Foi aplicado, no caso, o artigo 142 do CPC, segundo o qual: “Convencendo-se pelas circunstâncias, de que autor e réu se serviram do processo para praticar ato simulado ou conseguir fim vedado por lei, o juiz proferirá decisão que impeça os objetivos das partes, aplicando, de ofício, as penalidades da litigância de má-fé”.

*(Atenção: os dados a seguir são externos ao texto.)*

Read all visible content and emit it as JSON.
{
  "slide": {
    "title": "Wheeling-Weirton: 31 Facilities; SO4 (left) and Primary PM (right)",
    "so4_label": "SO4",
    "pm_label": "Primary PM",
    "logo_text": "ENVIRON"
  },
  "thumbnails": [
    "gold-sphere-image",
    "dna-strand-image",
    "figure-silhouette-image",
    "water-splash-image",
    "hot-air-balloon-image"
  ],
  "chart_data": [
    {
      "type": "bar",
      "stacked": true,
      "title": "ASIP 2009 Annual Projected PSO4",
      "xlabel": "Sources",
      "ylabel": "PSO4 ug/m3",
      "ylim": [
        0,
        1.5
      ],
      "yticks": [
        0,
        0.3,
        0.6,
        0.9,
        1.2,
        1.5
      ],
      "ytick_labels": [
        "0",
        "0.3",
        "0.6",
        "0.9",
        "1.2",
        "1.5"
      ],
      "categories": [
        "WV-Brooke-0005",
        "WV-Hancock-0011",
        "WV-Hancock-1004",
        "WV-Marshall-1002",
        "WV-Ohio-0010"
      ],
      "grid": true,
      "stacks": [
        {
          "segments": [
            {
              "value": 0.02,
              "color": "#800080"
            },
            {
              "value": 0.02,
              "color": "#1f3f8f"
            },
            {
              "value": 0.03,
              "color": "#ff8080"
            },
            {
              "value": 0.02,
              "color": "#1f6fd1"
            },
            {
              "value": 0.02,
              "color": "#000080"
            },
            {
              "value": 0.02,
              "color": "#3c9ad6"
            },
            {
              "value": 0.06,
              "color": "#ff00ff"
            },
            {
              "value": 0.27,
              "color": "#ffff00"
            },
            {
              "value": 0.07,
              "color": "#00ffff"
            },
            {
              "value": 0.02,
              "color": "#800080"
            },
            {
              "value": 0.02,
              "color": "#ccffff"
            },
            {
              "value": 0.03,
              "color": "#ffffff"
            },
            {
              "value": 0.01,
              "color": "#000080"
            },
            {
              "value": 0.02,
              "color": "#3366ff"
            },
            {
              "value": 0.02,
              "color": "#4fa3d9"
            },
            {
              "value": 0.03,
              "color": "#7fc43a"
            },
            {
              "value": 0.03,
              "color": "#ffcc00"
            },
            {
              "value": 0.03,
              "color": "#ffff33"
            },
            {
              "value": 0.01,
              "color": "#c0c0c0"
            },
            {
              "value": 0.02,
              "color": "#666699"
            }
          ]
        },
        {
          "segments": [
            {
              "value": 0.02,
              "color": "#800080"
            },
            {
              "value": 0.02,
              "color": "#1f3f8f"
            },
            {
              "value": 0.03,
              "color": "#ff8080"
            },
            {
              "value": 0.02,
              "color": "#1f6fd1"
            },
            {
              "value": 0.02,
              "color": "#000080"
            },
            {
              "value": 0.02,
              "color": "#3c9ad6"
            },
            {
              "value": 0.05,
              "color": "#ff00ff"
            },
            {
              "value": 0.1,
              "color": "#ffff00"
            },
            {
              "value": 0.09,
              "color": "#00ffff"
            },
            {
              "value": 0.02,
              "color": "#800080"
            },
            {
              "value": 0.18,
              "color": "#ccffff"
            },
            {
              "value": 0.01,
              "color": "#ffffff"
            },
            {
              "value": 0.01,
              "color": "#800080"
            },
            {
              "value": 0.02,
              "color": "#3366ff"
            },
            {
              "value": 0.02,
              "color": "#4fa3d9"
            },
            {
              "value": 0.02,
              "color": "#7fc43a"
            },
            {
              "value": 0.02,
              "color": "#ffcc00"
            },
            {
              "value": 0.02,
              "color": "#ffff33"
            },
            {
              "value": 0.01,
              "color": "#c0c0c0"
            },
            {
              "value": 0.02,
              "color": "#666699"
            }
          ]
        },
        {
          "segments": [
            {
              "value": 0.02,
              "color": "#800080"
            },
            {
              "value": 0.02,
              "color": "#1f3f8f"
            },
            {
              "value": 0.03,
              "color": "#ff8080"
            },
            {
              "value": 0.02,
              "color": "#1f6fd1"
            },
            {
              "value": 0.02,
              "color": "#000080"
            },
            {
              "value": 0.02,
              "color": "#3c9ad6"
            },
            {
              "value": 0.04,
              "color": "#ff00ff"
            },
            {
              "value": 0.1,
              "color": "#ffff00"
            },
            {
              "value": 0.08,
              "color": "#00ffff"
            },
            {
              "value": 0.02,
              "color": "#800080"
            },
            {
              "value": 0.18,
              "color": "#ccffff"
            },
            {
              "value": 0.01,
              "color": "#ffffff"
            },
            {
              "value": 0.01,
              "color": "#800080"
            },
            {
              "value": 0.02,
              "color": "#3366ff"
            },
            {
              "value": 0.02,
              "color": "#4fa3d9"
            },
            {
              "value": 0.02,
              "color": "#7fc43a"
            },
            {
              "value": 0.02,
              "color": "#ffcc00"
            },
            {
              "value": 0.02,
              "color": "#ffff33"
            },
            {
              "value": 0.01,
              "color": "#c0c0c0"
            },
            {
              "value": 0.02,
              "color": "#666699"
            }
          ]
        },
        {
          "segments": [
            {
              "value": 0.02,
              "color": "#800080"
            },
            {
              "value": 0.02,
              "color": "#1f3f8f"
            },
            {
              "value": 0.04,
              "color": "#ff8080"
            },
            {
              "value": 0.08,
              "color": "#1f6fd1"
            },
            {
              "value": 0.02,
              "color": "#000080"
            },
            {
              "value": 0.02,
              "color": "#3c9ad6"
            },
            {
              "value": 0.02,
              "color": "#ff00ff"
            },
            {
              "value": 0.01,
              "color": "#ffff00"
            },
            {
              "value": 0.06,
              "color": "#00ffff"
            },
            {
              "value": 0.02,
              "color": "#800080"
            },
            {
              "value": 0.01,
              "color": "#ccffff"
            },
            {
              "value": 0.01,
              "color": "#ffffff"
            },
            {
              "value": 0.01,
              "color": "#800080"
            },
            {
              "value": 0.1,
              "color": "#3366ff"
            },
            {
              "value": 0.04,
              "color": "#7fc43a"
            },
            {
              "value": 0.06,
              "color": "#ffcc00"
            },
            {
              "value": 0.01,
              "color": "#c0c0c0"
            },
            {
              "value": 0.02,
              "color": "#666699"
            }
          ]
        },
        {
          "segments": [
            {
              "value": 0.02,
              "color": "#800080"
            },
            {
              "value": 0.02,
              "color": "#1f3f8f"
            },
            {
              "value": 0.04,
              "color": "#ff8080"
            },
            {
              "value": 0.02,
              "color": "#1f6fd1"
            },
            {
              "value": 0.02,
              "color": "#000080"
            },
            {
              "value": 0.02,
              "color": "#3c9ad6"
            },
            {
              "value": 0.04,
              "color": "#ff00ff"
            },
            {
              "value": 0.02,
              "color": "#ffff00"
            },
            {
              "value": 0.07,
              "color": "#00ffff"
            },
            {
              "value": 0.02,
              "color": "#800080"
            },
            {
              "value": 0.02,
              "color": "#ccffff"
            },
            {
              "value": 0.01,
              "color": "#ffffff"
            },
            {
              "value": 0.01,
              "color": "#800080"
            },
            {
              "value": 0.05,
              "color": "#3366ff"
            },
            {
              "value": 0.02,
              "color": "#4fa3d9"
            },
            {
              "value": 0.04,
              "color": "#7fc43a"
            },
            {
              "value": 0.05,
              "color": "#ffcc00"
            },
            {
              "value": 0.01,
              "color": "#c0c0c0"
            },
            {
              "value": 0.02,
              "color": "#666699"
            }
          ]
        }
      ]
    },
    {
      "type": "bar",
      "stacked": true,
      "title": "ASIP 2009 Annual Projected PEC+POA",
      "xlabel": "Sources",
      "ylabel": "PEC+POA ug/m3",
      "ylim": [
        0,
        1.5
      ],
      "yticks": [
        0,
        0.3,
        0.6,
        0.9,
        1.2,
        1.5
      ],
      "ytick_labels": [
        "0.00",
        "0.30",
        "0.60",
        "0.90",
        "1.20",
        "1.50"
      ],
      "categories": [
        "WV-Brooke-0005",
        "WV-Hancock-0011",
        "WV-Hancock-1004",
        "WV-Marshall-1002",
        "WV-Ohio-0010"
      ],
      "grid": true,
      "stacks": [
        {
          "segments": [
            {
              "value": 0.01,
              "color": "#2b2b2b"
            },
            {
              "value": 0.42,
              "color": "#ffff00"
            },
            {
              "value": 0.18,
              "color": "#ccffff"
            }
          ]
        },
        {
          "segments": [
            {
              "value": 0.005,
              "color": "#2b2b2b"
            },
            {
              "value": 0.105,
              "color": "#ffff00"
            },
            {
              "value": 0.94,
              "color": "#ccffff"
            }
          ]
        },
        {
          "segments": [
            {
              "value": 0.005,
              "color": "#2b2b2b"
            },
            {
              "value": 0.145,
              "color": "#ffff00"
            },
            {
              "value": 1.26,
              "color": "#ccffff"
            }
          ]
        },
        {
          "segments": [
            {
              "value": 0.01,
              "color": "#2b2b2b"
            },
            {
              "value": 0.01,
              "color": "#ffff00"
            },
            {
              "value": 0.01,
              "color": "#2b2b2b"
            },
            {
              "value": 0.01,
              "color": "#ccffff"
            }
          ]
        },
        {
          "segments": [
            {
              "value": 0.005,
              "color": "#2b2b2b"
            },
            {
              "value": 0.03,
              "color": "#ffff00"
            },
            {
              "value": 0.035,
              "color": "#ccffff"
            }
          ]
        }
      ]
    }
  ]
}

O julgador frisou que o princípio da inafastabilidade da jurisdição (artigo 5º, XXXV, da Constituição) não autoriza condutas processuais dissociadas de outro princípio fundamental: o da boa-fé, o que significa que o Judiciário Trabalhista precisa estar permanentemente comprometido com a verdade, coibindo todos os comportamentos que pretendam levar o juízo a erro, seja por parte de empregados, seja por parte de empregadores. “Pensar diferente é corroborar para o descrédito desse ramo especializado e estimular a utilização abusiva do direito constitucional de ação”, arrematou.
Justiça gratuita
Segundo o pontuado na decisão, o abuso do direito praticado pelo autor autoriza o indeferimento a ele dos benefícios da justiça gratuita, com fundamento no artigo 790 da CLT.
“A justiça gratuita, por vezes aplicada até de ofício no Processo do Trabalho, é exclusivamente jurídica, e destina-se ao trabalhador hipossuficiente, de modo que conceder tal benefício àqueles que usam do processo para obterem fins escusos, desvirtuando o direito constitucional de ação, seria o mesmo que se alinhar a tais condutas, tão duramente combatidas pelo ordenamento jurídico, correndo-se o risco até mesmo de se estimular o ajuizamento de demandas irresponsáveis perante a Justiça do Trabalho”, ponderou o magistrado.
Por outro lado, o juiz entendeu por conceder a justiça gratuita à ré, considerando sua situação peculiar, de ser obrigada a contratar advogado para se defender de demanda temerária. Foi esclarecido que justiça gratuita pode ser reconhecida ao réu, em caráter excepcional, principalmente quando se trata de pessoa física, para permitir o pleno exercício do direito de ação, incluído o de defesa, em situações em que ele não dispõe de recursos para quitar as despesas processuais sem prejuízo do próprio sustento.
Não houve recurso e a sentença transitou em julgado.
O processo já foi arquivado definitivamente.